L’Ensemble Amarillis livre ici une fort belle exploration dans le monde sinueux de l’Amour vu par Antoine Dauvergne (1713 - 1797),compositeur et maître de musique de la Chambre du Roi, directeur du Concert spirituel jusqu’en 1773, directeur de l’Académie royale et enfin surintendant de la Musique à Versailles. Redécouvert par le public lors des «Grandes Journées Dauvergne» organisées par le Centre de Musique Baroque de Versailles (CMBV), Dauvergne endosse la cape de passeur entre le style ramélien et gluckien.

Il crée donc à l’Opéra-comique en 1753, un opéra-bouffe Les Troqueurs, sur un sujet de Jean de la Fontaine et un livret de Vadé. Avec ces récitatifs chantés, cet opéra comique semble s’inspirer de La Serva Padrona de Pergolèse, opera bouffa par excellence.
Le vrai sujet des Troqueurs est l’échange par les fiancés de leurs promises respectives. Lubin engagé envers Margot préfère Fanchon, qui est elle-même promise à Lucas. Aussi quand ce dernier se plaint de Fanchon, Lubin propose l’échange qui convient à son compère. Cette histoire simple, aux allures bouffonnes, se colore d’une certaine portée sociale. Il pourrait y avoir méprise sur le rôle attribué aux femmes, pouvant apparaître comme étant une marchandise. Non Mesdames, rassurez-vous ! Le ton se veut simplement rustique aux accents populaires.

Les Troqueurs sonnent le glas de la pratique du pasticcio, de la comédie parlée mêlée de vaudevilles.
Dauvergne, fortement inspiré par l’Ecole de Mannheim, dote sa partition d’originalités telles l’écriture en trémolos, des syncopes, de subtils bariolages, des effets doubles-cordes, de jeux d’écho.
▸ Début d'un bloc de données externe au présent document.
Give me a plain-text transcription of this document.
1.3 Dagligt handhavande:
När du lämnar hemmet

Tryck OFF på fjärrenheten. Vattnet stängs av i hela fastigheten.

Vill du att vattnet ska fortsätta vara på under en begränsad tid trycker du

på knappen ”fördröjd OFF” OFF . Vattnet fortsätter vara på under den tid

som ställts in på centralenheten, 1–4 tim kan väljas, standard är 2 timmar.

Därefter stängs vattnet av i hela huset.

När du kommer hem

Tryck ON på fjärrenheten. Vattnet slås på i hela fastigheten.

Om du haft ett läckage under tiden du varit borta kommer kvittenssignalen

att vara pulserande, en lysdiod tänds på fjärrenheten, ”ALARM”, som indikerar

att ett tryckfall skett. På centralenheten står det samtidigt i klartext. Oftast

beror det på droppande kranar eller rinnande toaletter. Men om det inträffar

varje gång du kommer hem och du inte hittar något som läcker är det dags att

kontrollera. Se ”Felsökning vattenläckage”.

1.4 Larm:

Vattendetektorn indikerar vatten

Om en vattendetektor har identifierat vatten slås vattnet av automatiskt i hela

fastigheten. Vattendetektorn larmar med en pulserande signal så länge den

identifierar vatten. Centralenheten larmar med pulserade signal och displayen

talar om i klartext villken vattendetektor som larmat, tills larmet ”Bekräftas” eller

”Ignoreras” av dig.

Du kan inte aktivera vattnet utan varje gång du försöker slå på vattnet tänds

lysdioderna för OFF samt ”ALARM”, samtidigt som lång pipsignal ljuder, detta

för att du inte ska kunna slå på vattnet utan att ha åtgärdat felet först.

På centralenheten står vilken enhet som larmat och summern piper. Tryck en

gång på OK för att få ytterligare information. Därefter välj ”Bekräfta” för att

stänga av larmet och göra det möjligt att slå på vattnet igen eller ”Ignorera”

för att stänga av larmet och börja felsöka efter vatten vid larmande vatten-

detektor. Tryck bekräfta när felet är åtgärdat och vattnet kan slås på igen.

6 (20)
Héloïse Gaillard et Violaine Cochard, à la tête de leur ensemble, apportent un soin tout particulier aux couleurs instrumentales (vents et cordes) placé au service de cette écriture vivement contrastée. Même si la Critique peut penser le contraire, les affects sont bien marqués. L’ouverture, à l’instrumentarium «amaréllien», en est la parfaite démonstration. La ponctuation offerte par les cors donne le rythme. Lors de l’andante, les violons bénéficient de cet élan déroulant avec entrain la partition. La mélodie est expressive. Les colorations typiques de sixtes augmentées, les appogiatures et marches chromatiques apportent une fraîcheur à ce collectif instrumental.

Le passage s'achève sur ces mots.